Dans un communiqué commun, des associations paysannes et écologistes dénoncent les manœuvres de l’agro-industrie en cette période de crise. Diminution de la rémunération des agriculteurs tout en affichant publiquement leur soutien à la production nationale, lobbying pour détricoter la réglementation sanitaire et environnementale, les associations accusent l’agro-industrie de conduire le système alimentaire vers une impasse en aggravant la précarité économique des paysans.
Haro sur les normes sociales et environnementales
Tout comme de nombreux domaines, l’alimentation n’est pas épargnée par un intense lobbying anti-social et anti-écologique, au nom de la relance économique. Face à la menace, la Confédération Paysanne, CCFD-Terre Solidaire, la Fnab mais aussi Les Amis de la Terre ou Générations futures joignent leurs voix pour dénoncer les manœuvres des acteurs de l’agriculture industrielle durant la crise sanitaire.
Au niveau international, si l’une des plus grandes préoccupations des Nations Unies et du Forum Economique mondial est le blocage des échanges internationaux, leur plaidoyer occulte les mesures structurelles nécessaires à mettre en œuvre pour soutenir la transformation de notre système alimentaire.
« Le 7 avril dernier, la Copa*-cogeca a par exemple demandé à la Commission européenne de reporter la stratégie “de la Fourche à la fourchette”. En France, le 22 avril, les fédérations agricoles bretonnes ont demandé au Président de la République de “libérer la compétitivité française” des “contraintes de la surrèglementation [qui] asphyxient la production”. Une communication tellement scandaleuse que même l’interprofession bovine, Interbev, s’en est finalement désolidarisée. » expliquent ainsi les associations
En France, de nombreux syndicats agricoles ont également profité du confinement pour réduire de moitié les distances nationales de sécurité entre les zones d’épandage de pesticides et les habitations, alors même que la pollution de l’air entraînée par ces pesticides est un facteur aggravant dans la propagation du coronavirus.
L’hypocrisie de la grande distribution
Sous couvert de solidarité nationale, la grande distribution n’est pas en reste dans les accusations portées par les associations. La connivence entre l’Etat français et le secteur industriel de distribution durant la crise sanitaire a causé de nombreux torts aux petits producteurs qui ont dû voir leur prix à la baisse ou dont les produits ne sont pas forcément adaptés aux standards de la grande distribution.

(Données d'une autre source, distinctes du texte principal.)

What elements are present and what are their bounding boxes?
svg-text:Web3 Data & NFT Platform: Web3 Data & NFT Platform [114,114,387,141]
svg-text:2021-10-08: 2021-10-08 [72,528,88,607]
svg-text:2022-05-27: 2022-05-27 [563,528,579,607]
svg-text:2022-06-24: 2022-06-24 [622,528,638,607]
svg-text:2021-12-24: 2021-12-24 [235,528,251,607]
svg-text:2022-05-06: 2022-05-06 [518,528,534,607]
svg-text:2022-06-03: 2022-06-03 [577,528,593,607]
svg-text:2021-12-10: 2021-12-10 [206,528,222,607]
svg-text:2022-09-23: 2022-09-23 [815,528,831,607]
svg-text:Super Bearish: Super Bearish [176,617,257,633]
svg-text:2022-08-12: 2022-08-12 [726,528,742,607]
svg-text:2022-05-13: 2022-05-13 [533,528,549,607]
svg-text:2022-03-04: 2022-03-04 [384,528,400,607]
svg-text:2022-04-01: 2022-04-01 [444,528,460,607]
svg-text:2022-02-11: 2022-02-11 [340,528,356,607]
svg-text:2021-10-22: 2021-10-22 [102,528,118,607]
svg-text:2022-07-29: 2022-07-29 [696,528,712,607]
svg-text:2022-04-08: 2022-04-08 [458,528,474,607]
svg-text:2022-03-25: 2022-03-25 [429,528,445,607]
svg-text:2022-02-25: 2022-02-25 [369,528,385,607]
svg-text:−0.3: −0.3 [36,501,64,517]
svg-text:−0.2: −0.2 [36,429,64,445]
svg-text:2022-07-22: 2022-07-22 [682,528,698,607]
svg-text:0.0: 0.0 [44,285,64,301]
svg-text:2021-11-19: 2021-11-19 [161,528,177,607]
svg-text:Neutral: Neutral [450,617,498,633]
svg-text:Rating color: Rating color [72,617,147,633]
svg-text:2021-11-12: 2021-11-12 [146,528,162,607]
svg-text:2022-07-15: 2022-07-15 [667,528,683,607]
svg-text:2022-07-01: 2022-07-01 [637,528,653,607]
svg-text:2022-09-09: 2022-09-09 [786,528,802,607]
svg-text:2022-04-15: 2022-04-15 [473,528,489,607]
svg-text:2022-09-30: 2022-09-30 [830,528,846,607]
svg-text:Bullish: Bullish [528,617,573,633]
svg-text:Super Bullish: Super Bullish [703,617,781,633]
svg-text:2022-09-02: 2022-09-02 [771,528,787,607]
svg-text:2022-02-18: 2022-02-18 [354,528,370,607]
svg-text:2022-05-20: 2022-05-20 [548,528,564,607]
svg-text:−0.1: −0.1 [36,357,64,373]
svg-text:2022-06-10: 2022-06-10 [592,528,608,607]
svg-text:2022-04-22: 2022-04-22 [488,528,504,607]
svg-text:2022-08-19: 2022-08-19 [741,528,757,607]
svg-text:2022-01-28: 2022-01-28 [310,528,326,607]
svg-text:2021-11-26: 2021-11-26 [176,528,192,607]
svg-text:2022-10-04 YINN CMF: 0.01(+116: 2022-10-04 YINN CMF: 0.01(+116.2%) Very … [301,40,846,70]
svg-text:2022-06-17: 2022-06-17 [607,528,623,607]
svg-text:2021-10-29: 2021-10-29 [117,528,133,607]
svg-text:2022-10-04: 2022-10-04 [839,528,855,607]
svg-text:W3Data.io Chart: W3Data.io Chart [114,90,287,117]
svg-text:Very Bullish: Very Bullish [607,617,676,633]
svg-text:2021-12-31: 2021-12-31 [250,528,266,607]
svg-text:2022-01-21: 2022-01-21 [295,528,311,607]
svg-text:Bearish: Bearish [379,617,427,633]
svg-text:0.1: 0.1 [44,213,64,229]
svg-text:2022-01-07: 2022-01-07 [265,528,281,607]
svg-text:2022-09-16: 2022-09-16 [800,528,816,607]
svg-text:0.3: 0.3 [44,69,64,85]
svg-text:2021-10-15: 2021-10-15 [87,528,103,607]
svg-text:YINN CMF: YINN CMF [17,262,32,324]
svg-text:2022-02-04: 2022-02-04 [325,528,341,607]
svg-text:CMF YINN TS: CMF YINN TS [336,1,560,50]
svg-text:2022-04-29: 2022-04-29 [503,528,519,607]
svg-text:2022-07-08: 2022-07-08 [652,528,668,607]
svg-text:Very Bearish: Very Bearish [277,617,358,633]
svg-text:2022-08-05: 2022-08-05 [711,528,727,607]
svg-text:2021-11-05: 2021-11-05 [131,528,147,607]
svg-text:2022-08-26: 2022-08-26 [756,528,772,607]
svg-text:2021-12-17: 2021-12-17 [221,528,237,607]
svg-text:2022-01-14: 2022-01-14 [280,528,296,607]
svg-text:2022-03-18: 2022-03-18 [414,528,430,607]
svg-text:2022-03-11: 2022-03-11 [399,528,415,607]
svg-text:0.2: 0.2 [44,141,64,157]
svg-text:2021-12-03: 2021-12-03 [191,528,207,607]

Ainsi, la consommation de viande a malheureusement augmenté depuis le début de la crise du covid-19, de nombreux parents achetant des steaks hachés pour nourrir les enfants à la maison. Si les prix ont également augmenté dans les supermarchés, les éleveurs ont vu leur rémunération continuer à baisser ! Au point d’envisager une grève de l’abattoir pour protester contre cette prédation économique.
« Cette conjonction de faits inacceptables montre à l’envi que les tenants de l’agriculture industrielle ne reculent devant rien, même devant l’instrumentalisation d’une crise sanitaire majeure pour défendre un système périmé. Pourtant cette épreuve collective devrait nous apprendre au contraire que le temps est venu pour une paysannerie fondée sur l’agroécologie. Les organisations signataires de ce communiqué soutiennent tous les agricultrices et agriculteurs : personne ne doit être laissé de côté. Mais elles ne soutiennent pas tous les modèles agricoles. Plus que jamais, alors que le constat de la fragilité du secteur est à son comble, la relance à penser dès aujourd’hui doit être synonyme d’une transformation du système agricole et alimentaire pour créer des emplois dignement rémunérés, protéger l’environnement et la santé de tous. » détaillent-elles
Parmi les propositions des collectifs : une réorientation à 180° des aides agricoles vers l’agroécologie sans pesticide, des productions diversifiées au niveau des territoires, l’abandon de l’élevage industriel, des intrants chimiques, la protection des sols agricoles, la révision des règles commerciales et la fin de politiques prédatrices pour la souveraineté alimentaire des pays du Sud.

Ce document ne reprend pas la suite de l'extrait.